Rudner hasn't yet proved that SMC uses ATP to make that happen. But, he says, he's close — and he would be “shocked” if cohesin worked differently in human cells.

For now, the debate rages about what cohesin is, or is not, doing inside the cell — and many researchers, including Doug Koshland, a cell biologist at the University of California, Berkeley, insist that a healthy dose of scepticism is still warranted when it comes to Mirny's idea. “I am worried that the simplicity and elegance of the loop-extrusion model is already filling textbooks, coronated long before its time,” he says.

And although it may seem an academic dispute among specialists, Mirny notes that if it his model is correct, it will have real-world implications. In cancer, for instance, cohesin is frequently mutated and CTCF sites altered. Defective versions of cohesin have also been implicated in several rare human developmental disorders.
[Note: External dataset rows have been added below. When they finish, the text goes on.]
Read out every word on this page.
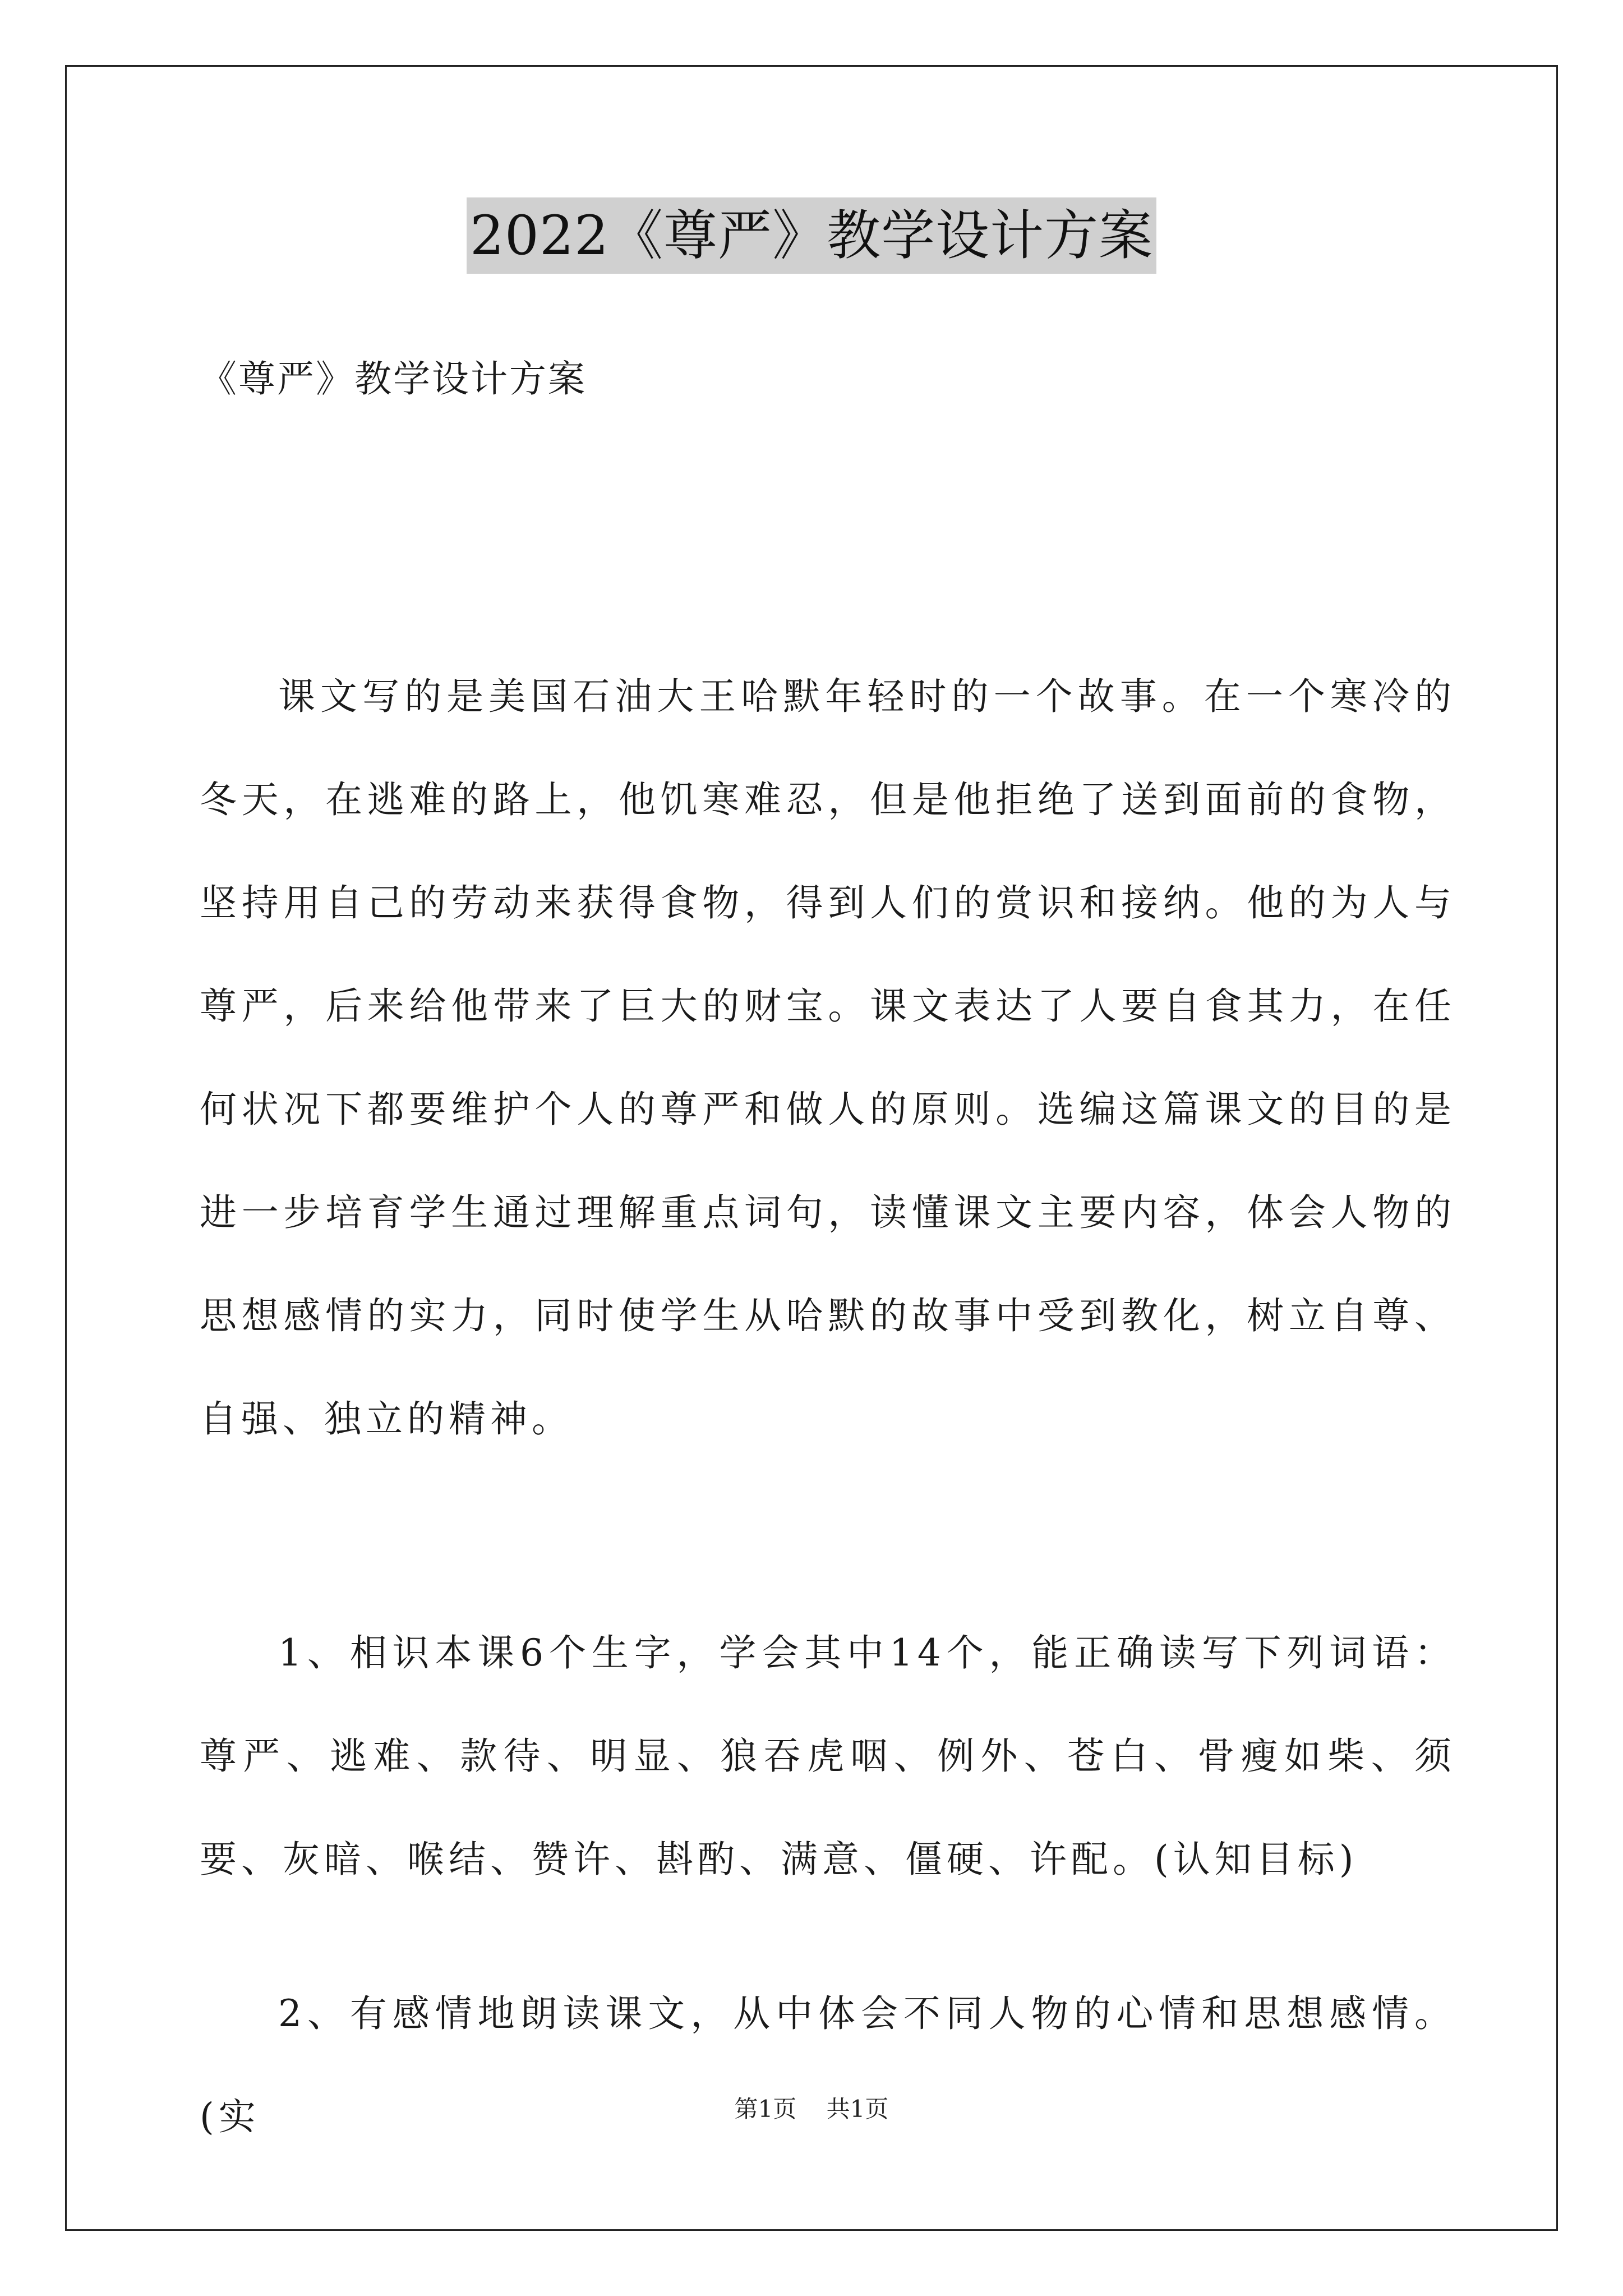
2022《尊严》教学设计方案
《尊严》教学设计方案

课文写的是美国石油大王哈默年轻时的一个故事。在一个寒冷的冬天，在逃难的路上，他饥寒难忍，但是他拒绝了送到面前的食物，坚持用自己的劳动来获得食物，得到人们的赏识和接纳。他的为人与尊严，后来给他带来了巨大的财宝。课文表达了人要自食其力，在任何状况下都要维护个人的尊严和做人的原则。选编这篇课文的目的是进一步培育学生通过理解重点词句，读懂课文主要内容，体会人物的思想感情的实力，同时使学生从哈默的故事中受到教化，树立自尊、自强、独立的精神。

1、相识本课6个生字，学会其中14个，能正确读写下列词语：尊严、逃难、款待、明显、狼吞虎咽、例外、苍白、骨瘦如柴、须要、灰暗、喉结、赞许、斟酌、满意、僵硬、许配。(认知目标)

2、有感情地朗读课文，从中体会不同人物的心情和思想感情。(实	第1页    共1页
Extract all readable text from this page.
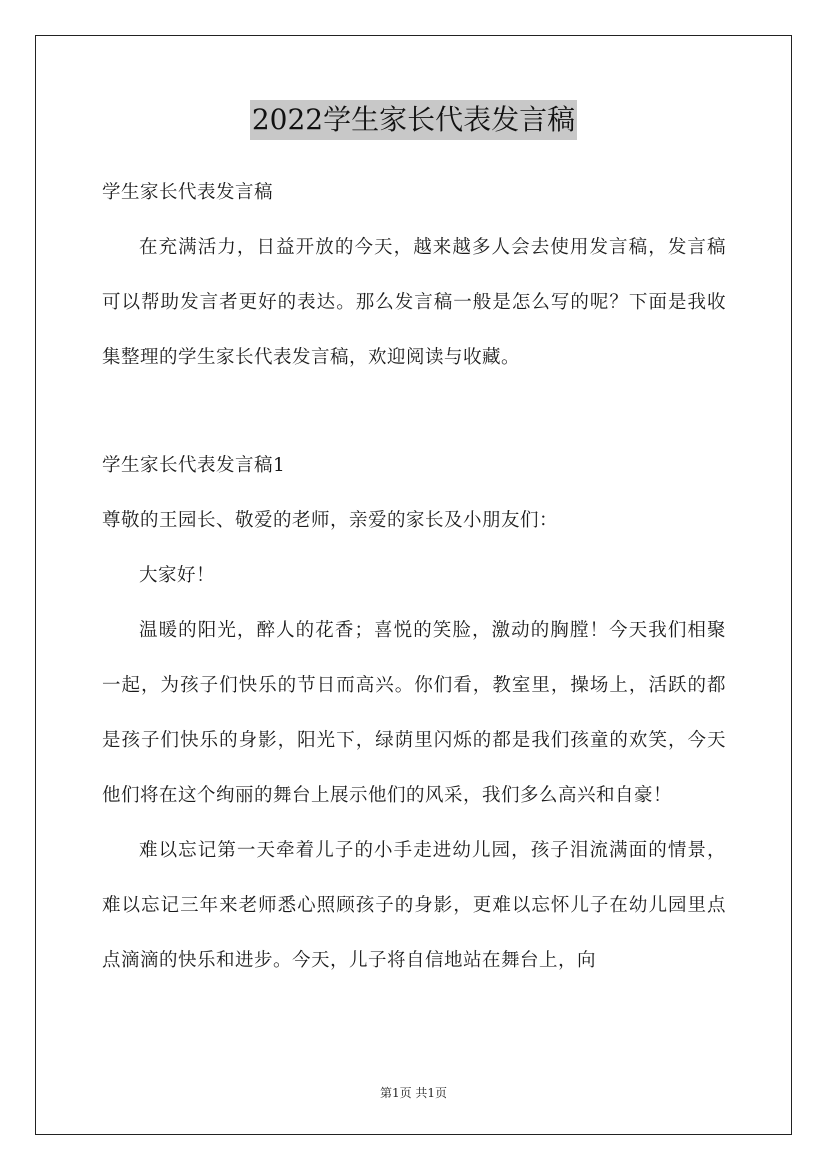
2022学生家长代表发言稿

学生家长代表发言稿

在充满活力，日益开放的今天，越来越多人会去使用发言稿，发言稿可以帮助发言者更好的表达。那么发言稿一般是怎么写的呢？下面是我收集整理的学生家长代表发言稿，欢迎阅读与收藏。

学生家长代表发言稿1

尊敬的王园长、敬爱的老师，亲爱的家长及小朋友们：

大家好！

温暖的阳光，醉人的花香；喜悦的笑脸，激动的胸膛！今天我们相聚一起，为孩子们快乐的节日而高兴。你们看，教室里，操场上，活跃的都是孩子们快乐的身影，阳光下，绿荫里闪烁的都是我们孩童的欢笑，今天他们将在这个绚丽的舞台上展示他们的风采，我们多么高兴和自豪！

难以忘记第一天牵着儿子的小手走进幼儿园，孩子泪流满面的情景，难以忘记三年来老师悉心照顾孩子的身影，更难以忘怀儿子在幼儿园里点点滴滴的快乐和进步。今天，儿子将自信地站在舞台上，向

第1页 共1页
If the loop-extruding process is to blame, says Mirny, then perhaps a better understanding of the motor could help fix the problem.

But his main interest remains more fundamental. He just wants to understand why DNA is configured in the way it is. And although his model assumes a lot of things about cohesin, Mirny says, “The problem is that I don't know any other way to explain the formation of these loops.”